What is continuous testing?

Continuous testing is the process of automated software testing during the delivery pipeline of software. Teams perform continuous testing to evaluate the functional quality of the software so they can assess the risk of the upcoming release. The scope of continuous testing is commonly aligned with user stories, which are used to automate testing with important user-facing test cases.

Phases of Continuous Testing (Plan, Code, Build, Release, Deploy, Operate, Monitor)
Source: Tricentis

Why is continuous testing important?

As organizations become more agile and development teams release more frequently, updating the quality assurance approach has become a bigger priority. With continuous testing, testing teams have been able to accelerate their testing cycles and cover more test cases than their manual testing. 

Here are some more benefits to continuous testing:

  • Faster improvements in product quality
  • Aligns teams using DevOps or Continuous Integration and Continuous Delivery (CI/CD)
  • More predictable timeline for testing in the project schedule
  • Reduces business risk to launching with failures
  • Integration capabilities with customer and user testing for optimal product experience

What is continuous customer testing?

We know not everything can be automated in testing because resources are typically scarce and test cases may not be compatible. That's why many organizations have started to add customers to help scale their testing efforts. Continuous customer testing is a delta program that embeds customers into software testing processes for products that are continuously updated. It allows teams to leverage customers to test updates, fixes, and improvements prior to being released to the general public.

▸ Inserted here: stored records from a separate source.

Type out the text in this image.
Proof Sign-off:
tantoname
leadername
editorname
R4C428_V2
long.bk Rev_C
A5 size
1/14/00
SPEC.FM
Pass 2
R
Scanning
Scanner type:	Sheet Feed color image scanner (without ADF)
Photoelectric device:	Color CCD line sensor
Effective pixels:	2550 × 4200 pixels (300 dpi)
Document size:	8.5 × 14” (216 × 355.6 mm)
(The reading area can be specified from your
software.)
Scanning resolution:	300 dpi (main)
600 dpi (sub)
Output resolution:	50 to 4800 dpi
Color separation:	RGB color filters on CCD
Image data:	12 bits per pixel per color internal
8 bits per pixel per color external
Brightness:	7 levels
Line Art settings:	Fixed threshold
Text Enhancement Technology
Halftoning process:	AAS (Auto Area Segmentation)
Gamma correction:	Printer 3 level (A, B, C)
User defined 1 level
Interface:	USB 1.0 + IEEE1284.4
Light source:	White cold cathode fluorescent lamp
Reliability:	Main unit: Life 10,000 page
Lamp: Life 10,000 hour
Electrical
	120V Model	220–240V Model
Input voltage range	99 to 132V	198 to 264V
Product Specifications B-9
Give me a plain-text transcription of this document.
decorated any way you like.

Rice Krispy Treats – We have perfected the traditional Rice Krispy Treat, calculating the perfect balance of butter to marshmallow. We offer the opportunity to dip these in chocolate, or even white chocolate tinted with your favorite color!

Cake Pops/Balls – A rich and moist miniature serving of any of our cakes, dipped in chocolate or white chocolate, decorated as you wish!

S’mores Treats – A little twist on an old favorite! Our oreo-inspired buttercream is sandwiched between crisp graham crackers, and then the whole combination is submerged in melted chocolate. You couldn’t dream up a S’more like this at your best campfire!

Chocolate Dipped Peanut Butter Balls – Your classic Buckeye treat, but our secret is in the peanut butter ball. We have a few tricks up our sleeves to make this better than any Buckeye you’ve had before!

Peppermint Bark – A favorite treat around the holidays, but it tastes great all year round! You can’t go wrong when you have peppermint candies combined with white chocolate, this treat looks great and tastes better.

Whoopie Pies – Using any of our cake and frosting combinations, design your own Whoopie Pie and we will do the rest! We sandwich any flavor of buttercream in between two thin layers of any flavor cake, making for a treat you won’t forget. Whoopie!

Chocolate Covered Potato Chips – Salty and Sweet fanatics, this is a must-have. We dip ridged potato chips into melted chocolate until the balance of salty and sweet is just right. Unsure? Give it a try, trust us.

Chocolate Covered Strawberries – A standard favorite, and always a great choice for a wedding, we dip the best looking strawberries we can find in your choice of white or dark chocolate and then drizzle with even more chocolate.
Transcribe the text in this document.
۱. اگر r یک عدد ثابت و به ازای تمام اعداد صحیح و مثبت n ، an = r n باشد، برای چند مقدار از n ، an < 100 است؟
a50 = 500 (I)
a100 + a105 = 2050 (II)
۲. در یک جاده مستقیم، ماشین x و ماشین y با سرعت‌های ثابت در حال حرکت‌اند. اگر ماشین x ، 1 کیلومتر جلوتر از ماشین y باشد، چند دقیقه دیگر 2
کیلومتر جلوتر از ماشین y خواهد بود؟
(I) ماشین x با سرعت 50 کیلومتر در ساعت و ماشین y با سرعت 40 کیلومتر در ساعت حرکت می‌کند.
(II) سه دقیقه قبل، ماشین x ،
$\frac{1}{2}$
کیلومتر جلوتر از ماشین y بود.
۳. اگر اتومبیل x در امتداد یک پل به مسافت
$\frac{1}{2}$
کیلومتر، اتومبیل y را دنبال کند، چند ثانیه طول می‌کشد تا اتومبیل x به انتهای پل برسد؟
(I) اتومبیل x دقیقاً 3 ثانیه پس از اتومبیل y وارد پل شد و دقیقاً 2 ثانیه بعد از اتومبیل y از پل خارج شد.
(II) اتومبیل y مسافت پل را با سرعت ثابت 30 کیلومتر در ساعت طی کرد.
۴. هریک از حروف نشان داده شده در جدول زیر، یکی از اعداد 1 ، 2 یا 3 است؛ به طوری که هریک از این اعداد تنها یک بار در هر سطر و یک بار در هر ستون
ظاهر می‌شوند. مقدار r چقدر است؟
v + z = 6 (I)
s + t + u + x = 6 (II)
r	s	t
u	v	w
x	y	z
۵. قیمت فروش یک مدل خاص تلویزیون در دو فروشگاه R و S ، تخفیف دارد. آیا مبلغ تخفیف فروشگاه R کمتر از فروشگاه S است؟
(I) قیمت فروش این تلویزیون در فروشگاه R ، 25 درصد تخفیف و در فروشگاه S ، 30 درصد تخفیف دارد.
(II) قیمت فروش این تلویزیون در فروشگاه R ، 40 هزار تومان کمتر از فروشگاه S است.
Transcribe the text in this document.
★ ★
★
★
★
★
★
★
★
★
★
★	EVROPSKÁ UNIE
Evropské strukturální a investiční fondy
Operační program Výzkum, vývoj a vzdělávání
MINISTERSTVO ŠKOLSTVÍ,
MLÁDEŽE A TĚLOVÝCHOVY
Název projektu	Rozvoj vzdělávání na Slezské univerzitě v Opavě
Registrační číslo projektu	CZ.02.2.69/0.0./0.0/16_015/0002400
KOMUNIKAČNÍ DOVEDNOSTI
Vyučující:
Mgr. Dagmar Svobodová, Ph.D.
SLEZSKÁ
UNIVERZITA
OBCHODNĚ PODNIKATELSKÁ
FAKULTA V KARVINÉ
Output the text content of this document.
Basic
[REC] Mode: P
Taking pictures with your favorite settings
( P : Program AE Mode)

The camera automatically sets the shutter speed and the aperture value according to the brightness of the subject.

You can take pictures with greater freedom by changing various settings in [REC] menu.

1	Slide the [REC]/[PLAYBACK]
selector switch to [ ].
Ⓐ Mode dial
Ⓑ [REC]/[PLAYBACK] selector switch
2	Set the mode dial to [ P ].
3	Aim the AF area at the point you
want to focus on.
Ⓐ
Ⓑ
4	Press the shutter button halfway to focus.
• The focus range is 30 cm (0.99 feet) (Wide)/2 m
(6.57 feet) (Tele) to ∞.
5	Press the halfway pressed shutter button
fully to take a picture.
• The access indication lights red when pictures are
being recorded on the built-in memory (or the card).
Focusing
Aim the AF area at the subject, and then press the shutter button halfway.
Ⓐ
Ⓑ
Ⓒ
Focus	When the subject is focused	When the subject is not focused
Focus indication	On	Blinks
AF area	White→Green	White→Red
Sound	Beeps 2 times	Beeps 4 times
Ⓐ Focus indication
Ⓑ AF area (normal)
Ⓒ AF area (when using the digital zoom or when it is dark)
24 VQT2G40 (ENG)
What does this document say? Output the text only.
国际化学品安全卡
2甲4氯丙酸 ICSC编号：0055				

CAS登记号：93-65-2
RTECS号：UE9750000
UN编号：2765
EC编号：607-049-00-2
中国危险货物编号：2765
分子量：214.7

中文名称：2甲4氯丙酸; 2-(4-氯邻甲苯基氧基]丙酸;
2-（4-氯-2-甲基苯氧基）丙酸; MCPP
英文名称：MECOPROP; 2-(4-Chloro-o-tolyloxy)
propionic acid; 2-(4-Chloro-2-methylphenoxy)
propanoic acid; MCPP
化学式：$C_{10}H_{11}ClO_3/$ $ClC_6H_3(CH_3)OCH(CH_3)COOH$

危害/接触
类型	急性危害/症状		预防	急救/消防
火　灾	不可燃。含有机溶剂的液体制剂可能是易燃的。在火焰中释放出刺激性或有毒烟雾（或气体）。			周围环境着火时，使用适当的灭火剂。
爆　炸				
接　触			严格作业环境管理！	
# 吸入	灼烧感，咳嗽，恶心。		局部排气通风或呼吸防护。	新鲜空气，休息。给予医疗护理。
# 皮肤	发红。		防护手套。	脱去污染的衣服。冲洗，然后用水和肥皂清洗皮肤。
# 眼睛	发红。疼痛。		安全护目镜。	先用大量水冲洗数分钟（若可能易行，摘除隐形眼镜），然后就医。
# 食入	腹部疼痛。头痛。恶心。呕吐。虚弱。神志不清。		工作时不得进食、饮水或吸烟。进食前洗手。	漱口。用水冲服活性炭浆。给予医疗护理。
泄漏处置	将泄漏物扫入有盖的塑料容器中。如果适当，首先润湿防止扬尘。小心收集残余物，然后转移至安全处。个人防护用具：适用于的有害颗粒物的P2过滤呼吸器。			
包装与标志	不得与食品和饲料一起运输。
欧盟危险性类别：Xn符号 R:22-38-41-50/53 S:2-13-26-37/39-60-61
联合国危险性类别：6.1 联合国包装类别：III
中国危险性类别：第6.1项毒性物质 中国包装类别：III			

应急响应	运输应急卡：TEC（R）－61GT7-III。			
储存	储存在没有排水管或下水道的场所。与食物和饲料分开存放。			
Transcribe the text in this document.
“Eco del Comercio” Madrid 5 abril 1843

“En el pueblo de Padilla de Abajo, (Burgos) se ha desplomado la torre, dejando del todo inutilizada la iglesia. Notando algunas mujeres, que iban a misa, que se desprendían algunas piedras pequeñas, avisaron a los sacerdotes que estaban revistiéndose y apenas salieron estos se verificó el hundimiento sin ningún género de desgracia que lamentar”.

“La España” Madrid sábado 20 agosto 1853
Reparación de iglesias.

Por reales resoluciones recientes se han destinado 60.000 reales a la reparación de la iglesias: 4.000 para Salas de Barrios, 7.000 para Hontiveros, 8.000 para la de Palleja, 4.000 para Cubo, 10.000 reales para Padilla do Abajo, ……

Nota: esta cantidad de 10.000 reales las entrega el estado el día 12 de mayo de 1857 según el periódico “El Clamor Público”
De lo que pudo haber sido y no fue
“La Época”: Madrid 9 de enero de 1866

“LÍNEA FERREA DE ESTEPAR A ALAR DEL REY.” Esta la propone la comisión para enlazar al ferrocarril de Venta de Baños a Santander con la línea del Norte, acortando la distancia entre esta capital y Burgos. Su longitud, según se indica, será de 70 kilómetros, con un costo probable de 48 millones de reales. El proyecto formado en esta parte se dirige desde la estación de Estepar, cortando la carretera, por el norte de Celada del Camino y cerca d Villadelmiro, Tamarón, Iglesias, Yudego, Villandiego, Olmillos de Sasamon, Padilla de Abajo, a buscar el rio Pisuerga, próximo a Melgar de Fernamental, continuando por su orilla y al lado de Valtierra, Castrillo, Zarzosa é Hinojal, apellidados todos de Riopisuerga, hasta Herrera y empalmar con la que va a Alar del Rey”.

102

Teams that leverage continuous customer testing see:

  • More testing coverage for new features and improvements
  • Faster testing cycles
  • Fewer defects at release 
  • Higher confidence and less risk in new updates
  • An overall increase to customer satisfaction

How does continuous customer testing work?

Continuous customer testing engages the customer base in weekly cycles with the goal of collecting actionable feedback on specific features or user experiences. There are five general phases to a continuous customer test: Phase Scoping, Tester Recruitment (recruitment and replenishment), Engagement Management, Feedback Management, and Results Distribution.

Phases of Continuous Customer Testing (Phase Scoping, Tester Replenishment, Engagement Management, Feedback Management, and Results Distribution)
Continuous Customer Testing Phases


The work being performed in the Continuous Customer Testing phases is as follows:

  • Phase Scoping Pick the features, experiences, and activities that you'd like your testers to focus on.
  • Tester Replenishment Fresh testers are added to address increasing requirements and/or offset any natural attrition.
  • Engagement Management Testers are engaged by an automated agent who responds to their individual performance and behavior.
  • Feedback Management Issues, Ideas, and Praise are enriched by collaboration. Results are then prioritized by Impact Score.
  • Results Distribution Smart dashboards automatically summarize all results, broken down by feature and phase.